Un autre facteur susceptible d'expliquer la défiance à l'égard des financières est la liquidité. Sur ce point la situation a fortement évolué depuis 2008. A l'époque les banques n'étaient pas préparées à une crise de liquidité : leur financement reposait largement sur le marché interbancaire et les banques faisaient largement appel à la transformation. La situation actuelle est très différente : les banques disposent de financements à terme, notamment grâce au développement des covered bonds, elles ont construit d'énormes pools de collatéral éligible au refinancement Banque Centrale et elles sont longues de cash. Toutes les rumeurs de l'été sur les problèmes de financement des banques, en particulier sur le dollar, n'étaient pas fondées.

En conclusion, il n'y a pas d'explication vraiment rationnelle à la chute considérable des valorisations bancaires en Europe autre qu'une aversion au risque colossale du fait de la crise des souverains. Le rebond de la classe d'actifs sera déclenché par une amélioration sur ce front – le statu quo actuel ne peut pas durer très longtemps puisque la BCE a affirmé son intention de limiter ses interventions -, par exemple la mise en place du PSI grec, mais aussi par une relance des rachats dans le marché par les banques ou par une réouverture du marché primaire suite à l'implémentation pratique de Bâle III, voire par une amélioration soudaine de la perception du marché, comme cela s'était produit en mars 2009.

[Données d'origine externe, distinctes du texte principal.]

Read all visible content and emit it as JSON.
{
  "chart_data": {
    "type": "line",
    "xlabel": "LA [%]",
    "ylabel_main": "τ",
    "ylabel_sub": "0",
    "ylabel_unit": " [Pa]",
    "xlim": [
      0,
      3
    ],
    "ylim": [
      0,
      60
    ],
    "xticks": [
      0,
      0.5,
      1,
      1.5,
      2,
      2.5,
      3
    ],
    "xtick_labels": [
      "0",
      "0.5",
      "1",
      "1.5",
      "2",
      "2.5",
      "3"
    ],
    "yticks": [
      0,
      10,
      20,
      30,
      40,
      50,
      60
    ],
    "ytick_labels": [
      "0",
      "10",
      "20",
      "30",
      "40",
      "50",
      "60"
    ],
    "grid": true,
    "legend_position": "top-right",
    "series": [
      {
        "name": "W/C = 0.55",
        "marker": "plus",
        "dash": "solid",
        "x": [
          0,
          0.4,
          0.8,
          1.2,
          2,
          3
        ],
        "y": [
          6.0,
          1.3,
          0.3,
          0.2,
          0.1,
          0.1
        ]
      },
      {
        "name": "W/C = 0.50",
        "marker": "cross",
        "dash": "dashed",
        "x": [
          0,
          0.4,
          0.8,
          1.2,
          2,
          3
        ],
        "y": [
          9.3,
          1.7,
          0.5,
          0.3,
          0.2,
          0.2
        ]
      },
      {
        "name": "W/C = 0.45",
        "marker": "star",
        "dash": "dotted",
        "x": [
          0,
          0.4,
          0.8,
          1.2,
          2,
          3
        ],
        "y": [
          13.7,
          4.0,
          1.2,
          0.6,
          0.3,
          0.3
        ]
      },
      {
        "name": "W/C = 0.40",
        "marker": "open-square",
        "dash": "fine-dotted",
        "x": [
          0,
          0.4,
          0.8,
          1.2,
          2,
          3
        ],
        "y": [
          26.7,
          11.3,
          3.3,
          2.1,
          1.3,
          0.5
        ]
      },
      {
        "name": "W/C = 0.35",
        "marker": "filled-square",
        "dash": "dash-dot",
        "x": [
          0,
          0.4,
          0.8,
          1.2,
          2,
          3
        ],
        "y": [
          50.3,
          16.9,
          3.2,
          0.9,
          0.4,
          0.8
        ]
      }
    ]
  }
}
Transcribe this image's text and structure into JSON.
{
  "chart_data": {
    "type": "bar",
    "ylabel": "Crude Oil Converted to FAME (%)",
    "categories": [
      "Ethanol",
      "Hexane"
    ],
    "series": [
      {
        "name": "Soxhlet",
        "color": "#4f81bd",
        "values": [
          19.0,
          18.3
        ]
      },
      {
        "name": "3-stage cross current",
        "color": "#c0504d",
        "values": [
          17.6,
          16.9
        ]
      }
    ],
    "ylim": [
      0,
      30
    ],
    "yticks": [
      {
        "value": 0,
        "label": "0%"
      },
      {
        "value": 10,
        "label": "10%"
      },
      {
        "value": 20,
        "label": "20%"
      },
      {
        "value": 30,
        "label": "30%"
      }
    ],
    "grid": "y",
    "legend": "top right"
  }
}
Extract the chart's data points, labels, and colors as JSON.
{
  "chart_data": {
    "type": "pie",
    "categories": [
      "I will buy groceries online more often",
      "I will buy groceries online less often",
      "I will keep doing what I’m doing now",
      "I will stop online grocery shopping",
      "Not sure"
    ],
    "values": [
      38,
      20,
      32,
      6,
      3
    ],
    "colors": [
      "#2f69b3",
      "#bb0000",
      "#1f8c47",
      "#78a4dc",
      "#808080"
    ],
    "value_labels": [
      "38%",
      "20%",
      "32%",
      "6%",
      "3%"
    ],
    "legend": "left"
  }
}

En l'absence de catalyseur rapide, il ne faut pas oublier que le marché obligataire est différent du marché action : la force de rappel ultime est toujours le paiement des coupons et le remboursement des papiers, qui sera inéluctable à partir de 2013 et qui sera forcément anticipée par le marché.

En ce qui concerne le fonds, le prix moyen des 58 positions détenues est de 58% avec un rendement au call supérieur à 19% et une duration d'environ 3 ans. Environ 10% du portefeuille a des dates de call dans les 12 mois à venir, tandis que pour le reste les calls s'étalent entre 2013 et 2016. Les valorisations devraient mécaniquement s'améliorer au fur et à mesure de l'exercice de ces calls. Il faut noter que dans les dernières semaines plusieurs banques ont rappelé des titres malgré la situation du marché : Unicredito, Ageas, BNP Paribas, Société Generale, Nordea, etc.